Likewise, according to Canon 107, Catholics, unlike most Protestants, generally acquire their pastor through place of residence (technically domicile or quasi-domicile) as canon law presumes laws to be territorial. Even when, as frequently happens in the United States, a Catholic registers and worships in a parish different from his or her territorial parish, this latter parish remains the proper channel and authority for any permissions and dispensations required by canon law.
The widespread custom in the United States of people registering at a parish other than their territorial parish is rather the exception than the norm. This is perhaps due to the ease of mobility in that country and also because the concept of parish territoriality is somewhat weaker as historically many national parishes were established to cater to successive waves of immigrants.
Catholic worship around the world has historically revolved around territorial parishes forming a worshipping community. I would sustain that consequently Catholics should generally assist and support their local parish, supposing that the faithful’s right to authentic Catholic worship is provided for in that parish.
This is not a strict legal obligation, however, and the code is sufficiently flexible to allow for differences in religious sensibilities in practice and worship.
For example, Canon 112 on changing from one Catholic rite to another is illustrative. Canon 112 sets strict conditions for a Latin-rite Catholic to switch rites to an Eastern Catholic Church. In most cases this requires permission from the Apostolic See.
Canon 112.2 states that not even prolonged practice and reception of the sacraments in another ritual Church entails enrollment in that Church.

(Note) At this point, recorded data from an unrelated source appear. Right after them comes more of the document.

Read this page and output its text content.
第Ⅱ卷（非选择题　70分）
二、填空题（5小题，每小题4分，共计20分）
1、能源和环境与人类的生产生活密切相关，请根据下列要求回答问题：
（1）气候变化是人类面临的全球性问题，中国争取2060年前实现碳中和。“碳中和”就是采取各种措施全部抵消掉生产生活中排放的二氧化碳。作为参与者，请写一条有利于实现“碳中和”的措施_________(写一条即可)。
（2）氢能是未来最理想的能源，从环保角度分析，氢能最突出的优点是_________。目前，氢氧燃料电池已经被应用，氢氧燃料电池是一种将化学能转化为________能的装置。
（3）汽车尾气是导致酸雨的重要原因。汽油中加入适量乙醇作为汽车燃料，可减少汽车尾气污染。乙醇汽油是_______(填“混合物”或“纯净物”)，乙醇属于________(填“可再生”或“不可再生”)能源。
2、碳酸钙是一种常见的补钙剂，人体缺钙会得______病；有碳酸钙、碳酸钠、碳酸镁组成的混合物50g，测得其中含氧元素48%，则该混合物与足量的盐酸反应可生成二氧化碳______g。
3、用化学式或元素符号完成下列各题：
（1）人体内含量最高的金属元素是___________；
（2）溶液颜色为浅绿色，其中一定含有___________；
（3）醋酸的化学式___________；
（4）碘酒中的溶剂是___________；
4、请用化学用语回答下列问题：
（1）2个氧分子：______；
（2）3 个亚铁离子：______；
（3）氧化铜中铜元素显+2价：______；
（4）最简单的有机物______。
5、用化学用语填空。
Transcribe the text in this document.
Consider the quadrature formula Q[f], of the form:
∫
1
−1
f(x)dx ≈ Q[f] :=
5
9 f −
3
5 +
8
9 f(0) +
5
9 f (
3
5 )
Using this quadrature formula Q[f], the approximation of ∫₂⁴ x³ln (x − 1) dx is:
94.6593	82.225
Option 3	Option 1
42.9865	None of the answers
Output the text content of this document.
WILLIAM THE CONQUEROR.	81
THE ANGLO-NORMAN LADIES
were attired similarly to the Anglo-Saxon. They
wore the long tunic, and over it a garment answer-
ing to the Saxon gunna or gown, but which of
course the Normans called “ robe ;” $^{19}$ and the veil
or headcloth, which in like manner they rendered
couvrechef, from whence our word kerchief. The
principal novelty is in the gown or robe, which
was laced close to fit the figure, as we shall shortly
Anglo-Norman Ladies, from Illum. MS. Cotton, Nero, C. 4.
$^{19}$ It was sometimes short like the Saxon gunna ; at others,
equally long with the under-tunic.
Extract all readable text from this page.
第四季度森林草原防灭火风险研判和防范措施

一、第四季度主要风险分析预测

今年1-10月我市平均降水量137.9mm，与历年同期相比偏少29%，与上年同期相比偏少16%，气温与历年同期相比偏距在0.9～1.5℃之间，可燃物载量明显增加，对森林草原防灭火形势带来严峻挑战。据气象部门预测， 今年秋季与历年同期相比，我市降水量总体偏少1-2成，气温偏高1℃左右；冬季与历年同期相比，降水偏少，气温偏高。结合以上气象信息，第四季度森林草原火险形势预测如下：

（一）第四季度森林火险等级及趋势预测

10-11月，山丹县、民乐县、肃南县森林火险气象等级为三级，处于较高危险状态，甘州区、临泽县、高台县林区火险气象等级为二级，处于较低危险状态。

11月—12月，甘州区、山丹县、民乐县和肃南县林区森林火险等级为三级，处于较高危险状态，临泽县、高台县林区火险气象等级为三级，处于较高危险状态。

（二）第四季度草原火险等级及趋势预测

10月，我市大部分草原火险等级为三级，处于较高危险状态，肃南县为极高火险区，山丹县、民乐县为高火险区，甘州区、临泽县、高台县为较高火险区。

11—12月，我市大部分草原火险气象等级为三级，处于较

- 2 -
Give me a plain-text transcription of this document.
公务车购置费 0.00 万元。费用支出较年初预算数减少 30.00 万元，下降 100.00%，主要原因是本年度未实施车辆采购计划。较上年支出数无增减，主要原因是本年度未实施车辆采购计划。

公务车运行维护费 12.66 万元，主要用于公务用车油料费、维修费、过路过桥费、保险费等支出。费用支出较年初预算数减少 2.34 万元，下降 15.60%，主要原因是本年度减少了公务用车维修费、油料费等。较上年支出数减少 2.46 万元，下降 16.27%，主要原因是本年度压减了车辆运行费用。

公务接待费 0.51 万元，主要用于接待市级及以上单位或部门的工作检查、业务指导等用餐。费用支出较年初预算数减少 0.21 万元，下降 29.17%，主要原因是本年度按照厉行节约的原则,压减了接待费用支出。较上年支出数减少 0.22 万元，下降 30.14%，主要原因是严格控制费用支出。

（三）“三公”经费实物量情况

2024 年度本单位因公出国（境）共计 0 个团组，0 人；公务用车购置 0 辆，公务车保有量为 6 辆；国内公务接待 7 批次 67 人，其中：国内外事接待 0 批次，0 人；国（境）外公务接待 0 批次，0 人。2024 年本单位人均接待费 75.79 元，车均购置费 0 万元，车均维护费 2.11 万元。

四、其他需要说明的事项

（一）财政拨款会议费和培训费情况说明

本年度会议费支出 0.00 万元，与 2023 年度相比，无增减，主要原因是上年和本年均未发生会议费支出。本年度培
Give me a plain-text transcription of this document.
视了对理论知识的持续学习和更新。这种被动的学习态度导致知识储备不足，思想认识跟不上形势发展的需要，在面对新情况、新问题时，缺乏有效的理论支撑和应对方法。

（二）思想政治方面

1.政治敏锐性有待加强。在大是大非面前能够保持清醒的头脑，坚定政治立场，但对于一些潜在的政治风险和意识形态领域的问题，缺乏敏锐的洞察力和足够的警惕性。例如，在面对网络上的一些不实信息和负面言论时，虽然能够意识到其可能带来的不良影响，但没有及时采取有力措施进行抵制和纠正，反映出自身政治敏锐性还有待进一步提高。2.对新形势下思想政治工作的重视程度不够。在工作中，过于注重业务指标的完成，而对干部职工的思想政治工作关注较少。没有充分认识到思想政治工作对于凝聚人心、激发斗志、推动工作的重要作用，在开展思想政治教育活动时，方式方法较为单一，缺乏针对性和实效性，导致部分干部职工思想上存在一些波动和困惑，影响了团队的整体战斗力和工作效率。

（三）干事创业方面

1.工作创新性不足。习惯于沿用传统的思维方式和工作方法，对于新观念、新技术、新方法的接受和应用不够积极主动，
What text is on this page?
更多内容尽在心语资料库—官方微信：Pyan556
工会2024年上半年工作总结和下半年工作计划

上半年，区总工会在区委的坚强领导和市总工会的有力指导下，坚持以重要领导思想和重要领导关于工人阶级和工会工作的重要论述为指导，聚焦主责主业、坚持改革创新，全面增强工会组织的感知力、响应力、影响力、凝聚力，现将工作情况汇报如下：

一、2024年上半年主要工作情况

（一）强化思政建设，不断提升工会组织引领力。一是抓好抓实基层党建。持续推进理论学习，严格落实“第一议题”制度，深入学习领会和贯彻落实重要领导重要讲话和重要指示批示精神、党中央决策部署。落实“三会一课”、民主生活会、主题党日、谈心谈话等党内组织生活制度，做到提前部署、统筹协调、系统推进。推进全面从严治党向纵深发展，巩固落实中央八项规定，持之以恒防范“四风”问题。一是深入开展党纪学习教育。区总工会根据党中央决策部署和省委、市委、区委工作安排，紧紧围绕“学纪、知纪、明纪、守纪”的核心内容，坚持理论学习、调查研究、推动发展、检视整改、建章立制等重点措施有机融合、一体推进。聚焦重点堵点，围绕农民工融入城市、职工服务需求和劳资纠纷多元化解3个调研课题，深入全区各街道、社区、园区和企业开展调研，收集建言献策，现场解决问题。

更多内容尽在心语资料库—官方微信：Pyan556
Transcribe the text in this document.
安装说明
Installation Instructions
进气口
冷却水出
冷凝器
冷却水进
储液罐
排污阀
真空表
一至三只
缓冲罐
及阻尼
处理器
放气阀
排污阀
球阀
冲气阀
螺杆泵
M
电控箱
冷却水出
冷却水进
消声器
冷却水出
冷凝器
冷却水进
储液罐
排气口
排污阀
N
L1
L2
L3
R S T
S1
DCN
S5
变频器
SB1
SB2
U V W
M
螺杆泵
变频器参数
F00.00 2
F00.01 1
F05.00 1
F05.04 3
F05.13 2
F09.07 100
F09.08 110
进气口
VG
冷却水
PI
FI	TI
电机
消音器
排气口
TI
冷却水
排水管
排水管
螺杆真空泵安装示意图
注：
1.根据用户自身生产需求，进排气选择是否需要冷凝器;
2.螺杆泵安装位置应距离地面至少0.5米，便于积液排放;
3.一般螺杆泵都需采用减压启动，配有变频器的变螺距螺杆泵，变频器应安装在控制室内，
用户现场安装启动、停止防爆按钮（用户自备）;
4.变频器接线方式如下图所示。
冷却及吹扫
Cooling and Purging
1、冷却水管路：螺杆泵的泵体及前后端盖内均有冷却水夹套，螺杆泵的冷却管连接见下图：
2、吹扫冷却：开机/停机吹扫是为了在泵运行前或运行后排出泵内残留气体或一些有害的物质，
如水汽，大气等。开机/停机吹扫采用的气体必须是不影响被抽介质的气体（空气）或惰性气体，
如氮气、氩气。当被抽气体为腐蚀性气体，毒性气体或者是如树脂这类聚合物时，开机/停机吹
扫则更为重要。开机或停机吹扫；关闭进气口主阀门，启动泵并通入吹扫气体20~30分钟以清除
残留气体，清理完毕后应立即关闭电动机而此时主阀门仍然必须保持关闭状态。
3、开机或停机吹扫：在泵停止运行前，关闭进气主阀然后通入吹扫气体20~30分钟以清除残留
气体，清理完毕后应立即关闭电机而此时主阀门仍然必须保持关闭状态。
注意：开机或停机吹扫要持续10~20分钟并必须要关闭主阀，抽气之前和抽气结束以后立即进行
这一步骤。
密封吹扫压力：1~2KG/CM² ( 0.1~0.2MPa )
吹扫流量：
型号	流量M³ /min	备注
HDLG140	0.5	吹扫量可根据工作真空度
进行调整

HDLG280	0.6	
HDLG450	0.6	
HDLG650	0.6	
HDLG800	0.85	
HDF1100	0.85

In effect the canon distinguishes membership from liturgical practice. Any Catholic is allowed, even habitually, to receive most sacraments in a ritual Church different from his or her ritual Church, without formally becoming a member of the Church.
For instance, if, for solid spiritual reasons, an adult baptized and confirmed in the Roman rite begins to practice in a Maronite parish, he or she may receive the Eucharist, the sacrament of reconciliation, and anointing of the sick without any need to formally switch rites. If a man in this situation wished to enter holy orders, or if a couple of Latin-rite Catholics wish to marry according to the Maronite rite, then permission would normally be needed to formally switch rites.
If this flexibility is practiced among various Catholic rites, even more so it may be observed among diverse parishes of the same rite.